The decision stems from a May 2018 challenge brought against EPA in the U.S. Court of Appeals for the Tenth Circuit by the Renewable Fuels Association, the National Corn Growers Association, National Farmers Union, and the American Coalition for Ethanol, working together as the Biofuels Coalition. The petitioners argued that the small refinery exemptions were granted in direct contradiction to the statutory text and purpose of the RFS.

The Biofuels Coalition thanked President Biden and EPA Administrator Michael Regan for taking swift action to rein in the previous administration’s mismanagement of the small refinery exemption program.

The coalition said that after carefully reviewing the issue, new EPA leadership in February reversed the agency’s previous position and announced support for the Tenth Circuit decision. In April, EPA decided to revoke three last-minute refinery exemptions granted the day before Biden’s inauguration. In May, EPA announced it would cooperate with a Government Accountability Office investigation into the past administration’s adjudication of small refinery exemptions.
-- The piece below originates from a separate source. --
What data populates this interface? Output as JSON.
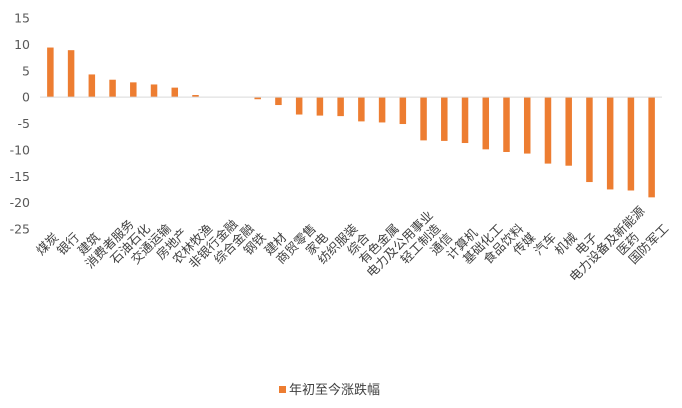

According to the coalition, 70 small refinery exemption petitions remain pending with EPA, for the compliance years 2011-2020.

The Des Moines Register reported that the renewable fuels industry estimated that the Trump administration’s small-refinery exemptions resulted in $2 billion in lost renewable fuel demand annually from 2017 to 2019.

Nebraska is the nation’s second leading ethanol producer with a capacity of producing more than 2 billion gallons annually of ethanol. It is estimated that ethanol provides a market for 40% of the state’s corn crop.